When dealing with mouthing, STAY CALM. You can unintentionally reinforce or escalate the behavior by becoming excited or overly animated. The technique you use to redirect and modify mouthing will depend on what works best with a given dog.

  • Remove yourself from the situation. If you are sitting, stand. If you are standing, turn away. If you need to leave a kennel, pen, or room, do so.
  • Ask the dog to perform an incompatible behavior like sit or touch/target.
  • Redirect the dog to an appropriate object like a toy.
  • Ask the dog to engage in an activity or game that gets him moving like “toss the treat” or “go find”.
  • Walk through some simple obstacles (trees, cones, poles, agility obstacles, ec.) to break the fixation and channel energy somewhere positive.
  • Bring the energy level down by becoming still and using gentle touch or TTouch to help the dog calm.

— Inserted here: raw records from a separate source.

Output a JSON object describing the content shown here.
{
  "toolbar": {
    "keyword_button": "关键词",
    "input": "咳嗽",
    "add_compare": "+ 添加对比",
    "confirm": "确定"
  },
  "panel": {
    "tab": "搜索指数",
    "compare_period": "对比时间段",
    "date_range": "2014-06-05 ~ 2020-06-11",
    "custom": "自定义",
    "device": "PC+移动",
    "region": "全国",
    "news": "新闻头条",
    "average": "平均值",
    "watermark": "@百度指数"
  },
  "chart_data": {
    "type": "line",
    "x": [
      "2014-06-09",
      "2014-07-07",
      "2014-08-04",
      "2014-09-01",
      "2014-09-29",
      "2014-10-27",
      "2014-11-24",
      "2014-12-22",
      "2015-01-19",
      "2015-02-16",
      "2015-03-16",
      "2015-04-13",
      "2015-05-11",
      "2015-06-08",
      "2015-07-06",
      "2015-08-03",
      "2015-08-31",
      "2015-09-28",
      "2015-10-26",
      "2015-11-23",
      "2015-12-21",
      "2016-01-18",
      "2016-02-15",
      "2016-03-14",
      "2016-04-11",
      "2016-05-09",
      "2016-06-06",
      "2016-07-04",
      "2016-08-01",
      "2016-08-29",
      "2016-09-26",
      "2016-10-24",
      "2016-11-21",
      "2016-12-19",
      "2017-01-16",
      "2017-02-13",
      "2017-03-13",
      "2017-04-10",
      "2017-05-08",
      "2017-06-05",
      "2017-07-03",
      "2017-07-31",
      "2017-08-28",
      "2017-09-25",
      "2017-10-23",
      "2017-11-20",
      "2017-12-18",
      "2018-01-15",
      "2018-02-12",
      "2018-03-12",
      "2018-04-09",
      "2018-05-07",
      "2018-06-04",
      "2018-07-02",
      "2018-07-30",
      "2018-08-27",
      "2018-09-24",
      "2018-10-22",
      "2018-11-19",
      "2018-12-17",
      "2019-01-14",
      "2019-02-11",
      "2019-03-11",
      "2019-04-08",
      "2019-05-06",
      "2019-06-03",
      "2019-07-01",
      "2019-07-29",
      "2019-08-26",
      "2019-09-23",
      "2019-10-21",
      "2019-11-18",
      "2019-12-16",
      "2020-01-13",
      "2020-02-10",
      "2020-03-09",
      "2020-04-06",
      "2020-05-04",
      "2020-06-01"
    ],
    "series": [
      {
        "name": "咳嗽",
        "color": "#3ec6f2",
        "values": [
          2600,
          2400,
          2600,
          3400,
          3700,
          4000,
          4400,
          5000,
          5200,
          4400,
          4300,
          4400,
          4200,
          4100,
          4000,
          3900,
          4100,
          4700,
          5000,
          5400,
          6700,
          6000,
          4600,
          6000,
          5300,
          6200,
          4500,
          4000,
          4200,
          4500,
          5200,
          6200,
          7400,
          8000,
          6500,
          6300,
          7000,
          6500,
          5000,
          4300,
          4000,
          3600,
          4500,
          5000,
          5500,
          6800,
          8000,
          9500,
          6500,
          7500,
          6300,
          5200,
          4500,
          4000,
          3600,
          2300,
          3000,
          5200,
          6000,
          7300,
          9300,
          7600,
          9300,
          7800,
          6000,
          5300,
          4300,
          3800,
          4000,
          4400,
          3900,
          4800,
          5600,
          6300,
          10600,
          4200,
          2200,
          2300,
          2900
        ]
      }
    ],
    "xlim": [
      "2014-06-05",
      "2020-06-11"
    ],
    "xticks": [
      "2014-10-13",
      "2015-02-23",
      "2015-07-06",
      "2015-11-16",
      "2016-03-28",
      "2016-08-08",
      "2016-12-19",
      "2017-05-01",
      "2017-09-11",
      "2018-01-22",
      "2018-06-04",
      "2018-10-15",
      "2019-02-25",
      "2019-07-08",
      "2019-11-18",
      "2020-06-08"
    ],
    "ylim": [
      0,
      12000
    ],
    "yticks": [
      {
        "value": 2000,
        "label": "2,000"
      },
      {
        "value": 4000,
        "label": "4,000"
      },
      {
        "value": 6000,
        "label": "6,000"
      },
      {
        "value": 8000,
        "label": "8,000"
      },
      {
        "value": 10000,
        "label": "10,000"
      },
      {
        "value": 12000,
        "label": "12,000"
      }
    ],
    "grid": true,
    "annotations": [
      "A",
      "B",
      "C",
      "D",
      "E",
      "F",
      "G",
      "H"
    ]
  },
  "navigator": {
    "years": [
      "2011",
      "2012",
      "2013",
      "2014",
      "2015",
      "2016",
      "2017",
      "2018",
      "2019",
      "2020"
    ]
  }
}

If none of these work and the situation may become unsafe for you and the dog, use a time-out:

If you cannot redirect the dog to an appropriate behavior, then the dog is usually over threshold and needs help to calm the down. Use a sturdy carabiner clip to attach the dog to something secure (a tree, fence, etc.) and walk just beyond the end of the leash. When you do this, stay calm and neutral. Wait until the dog visibly calms. When you go to remove the dog from time-out, ask him to sit and offer appropriate behavior as he would during kennel routine. The dog does not leave time-out until he is ready to do so without resuming the behavior.

If a time-out is impossible, try stepping on the leash and turn your back towards the dog. Make sure that you have the end of the leash secure in your hand and that the amount of leash the dog has is sufficient to stop the mouthing but not so short that his neck is being pulled taut or downward.

In addition to handling mouthing in the moment, work with dogs exhibiting this behavior on self-control games, give them appropriate outlets for chewing (and frustration), engage in calming exercises, and teach them to use all of their senses to explore through things like puzzle toys and nose work.

Leash Biting

The important thing to remember with leash biting is you DO NOT want to engage in a game of tug. This can reinforce and escalate the behavior. For dogs who do not pose a redirection risk, dropping the leash and a securely holding the harness will stop the behavior. Or use two leashes so you can drop one and switch between them or slip a length of PVC pipe over the leash so the dog is unable to grab hold of it. Hold the leash lower (keep your hands near your hips) so the leash is less likely to pass near the dog’s face or be above them.

Though leash biting sometimes really is just a play behavior, leash biting, and leash “climbing” in particular, can also be caused by significant kennel stress. In addition to the exercises for mouthing, de-escalate this behavior by:

  • spending time in the kennel to build a positive association with that space,
  • making kennel routine solid so your interaction takes on a calmer, more focused direction,
  • providing plenty of enrichment that includes time away from the shelter environment,
  • teaching the dog to carry a toy in their mouth as an incompatible behavior.